Did you know that someone who is an agent under a power of attorney, a trustee or guardian, or a joint account holder can be liable for criminal and civil penalties? Florida's Exploitation statute subjects trustees, guardian's or agents who breach their fiduciary duties by the unauthorized transfer of assets to liability for criminal and civil penalties. Those who are agents under a power of attorney and abuse their powers are also subject to these penalties. Additionally, joint account holders who take money from a senior where the senior was the sole contributor of the funds can be held liable.
In Florida, the failure to report elder abuse in Florida is a second degree misdemeanor. Making a false report can cause someone to be guilty of a 3rd degree felony punishable by up to five years in prison and a fine not to exceed $10,000 for each violation.

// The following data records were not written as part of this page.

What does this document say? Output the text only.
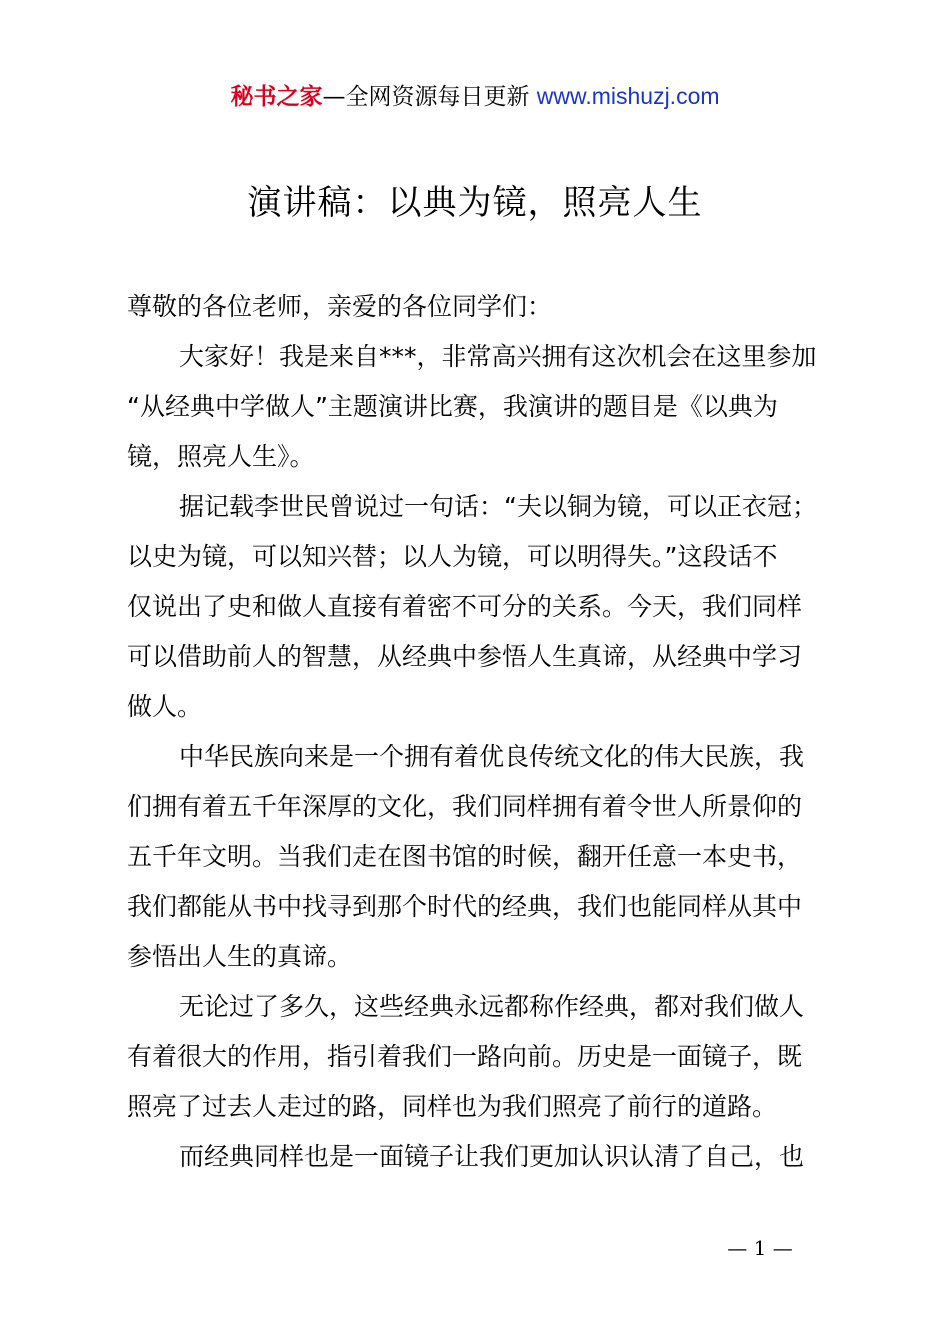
秘书之家—全网资源每日更新 www.mishuzj.com
演讲稿：以典为镜，照亮人生
尊敬的各位老师，亲爱的各位同学们：
大家好！我是来自***，非常高兴拥有这次机会在这里参加
“从经典中学做人”主题演讲比赛，我演讲的题目是《以典为
镜，照亮人生》。
据记载李世民曾说过一句话：“夫以铜为镜，可以正衣冠；
以史为镜，可以知兴替；以人为镜，可以明得失。”这段话不
仅说出了史和做人直接有着密不可分的关系。今天，我们同样
可以借助前人的智慧，从经典中参悟人生真谛，从经典中学习
做人。
中华民族向来是一个拥有着优良传统文化的伟大民族，我
们拥有着五千年深厚的文化，我们同样拥有着令世人所景仰的
五千年文明。当我们走在图书馆的时候，翻开任意一本史书，
我们都能从书中找寻到那个时代的经典，我们也能同样从其中
参悟出人生的真谛。
无论过了多久，这些经典永远都称作经典，都对我们做人
有着很大的作用，指引着我们一路向前。历史是一面镜子，既
照亮了过去人走过的路，同样也为我们照亮了前行的道路。
而经典同样也是一面镜子让我们更加认识认清了自己，也
— 1 —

If you feel that a loved one is being exploited, you can call the police and report the issues. In Florida you can call the Florida Abuse Hotline at 1-800-96-ABUSE (1-800-962-2873) or go to the Department of Elder Affairs website and download their form to fax in a report of abuse - http://elderaffairs.state.fl.us/doea/report_abuse.php.
Finally, you can contact an elder law attorney who specializes in elder exploitation issues. Many times, attorneys can move to freeze assets, and even proceed under the civil theft statute in order to get the senior's money returned or get treble damages (triple your money). The senior's can even have their attorney's fees paid by the exploiter under the civil statute.